Le succès du Séminaire Main à la pâte au Bénin
Du 1 au 4 décembre 20008, DEFI a organisé un séminaire au Bénin sur la Main à la pâte en partenariat avec l'Organisation Internationale de la Francophonie et en collaboration avec les partenaires Béninois et Togolais de DEFI.
Cette manifestation a permis d'échanger l'adaptation de la Main à pâte au contexte culturel de chaque pays.
Une centaine de personnes du Bénin, du Togo, du Niger et du Burkina sont venues assistées aux conférences animées par Yves Quéré membre de l'Academie des Sciences en France.
Nous tenons à remercier tous les partenaires de DEFI pour leurs participations et pour avoir fortement contribués à la reussite du séminaire.
Prochainement, le résumé de la synthèse du Séminaire sera mise en ligne.
En avant la "physique!"
Du 15 au 31 octobre à la Promotion I formateurs, et enseignants ont observé, réfléchi, expérimenté, comparé, transvasé, discuté, pour arriver à des conclusions locales provisoires sur des parties du programme avec Marima Hvass-Faivre d’Arcier et Anne Marie Cauquil venues de 1, 2, 3, sciences pour la circonstance.
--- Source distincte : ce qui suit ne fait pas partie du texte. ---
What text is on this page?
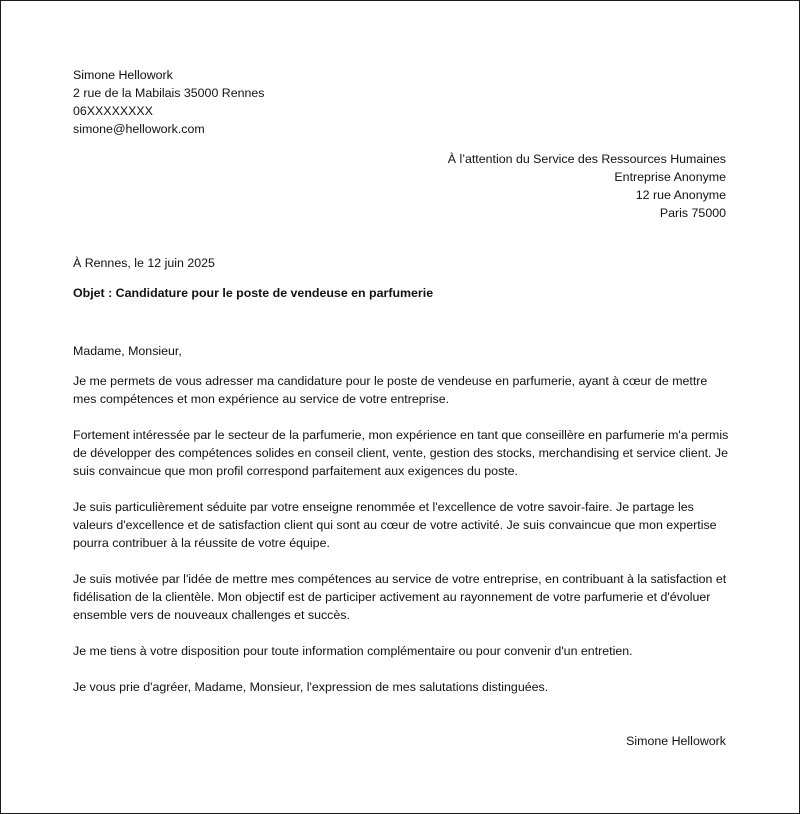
Simone Hellowork
2 rue de la Mabilais 35000 Rennes
06XXXXXXXX
simone@hellowork.com
À l’attention du Service des Ressources Humaines
Entreprise Anonyme
12 rue Anonyme
Paris 75000
À Rennes, le 12 juin 2025
Objet : Candidature pour le poste de vendeuse en parfumerie
Madame, Monsieur,
Je me permets de vous adresser ma candidature pour le poste de vendeuse en parfumerie, ayant à cœur de mettre mes compétences et mon expérience au service de votre entreprise.
Fortement intéressée par le secteur de la parfumerie, mon expérience en tant que conseillère en parfumerie m'a permis de développer des compétences solides en conseil client, vente, gestion des stocks, merchandising et service client. Je suis convaincue que mon profil correspond parfaitement aux exigences du poste.
Je suis particulièrement séduite par votre enseigne renommée et l'excellence de votre savoir-faire. Je partage les valeurs d'excellence et de satisfaction client qui sont au cœur de votre activité. Je suis convaincue que mon expertise pourra contribuer à la réussite de votre équipe.
Je suis motivée par l'idée de mettre mes compétences au service de votre entreprise, en contribuant à la satisfaction et fidélisation de la clientèle. Mon objectif est de participer activement au rayonnement de votre parfumerie et d'évoluer ensemble vers de nouveaux challenges et succès.
Je me tiens à votre disposition pour toute information complémentaire ou pour convenir d'un entretien.
Je vous prie d'agréer, Madame, Monsieur, l'expression de mes salutations distinguées.
Simone Hellowork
Et tout cela avec un matériel trouvable sur le marché.
Un bain dans le domaine scientifique et les expériences qui a été apprécié de tous et qui en a rajeuni plus d’un en les armant dans l’utilisation de la démarche inspirée de la « MAP » dans leurs classes.
Pendant ce temps, à Paris une rencontre programmée par Michel Biays avec Yves Quéré, a permis à Kossi Amegnonan de présenter le projet IDMAP TOGO et de contribuer à la préparation du séminaire sous l’égide de la francophonie à Cotonou.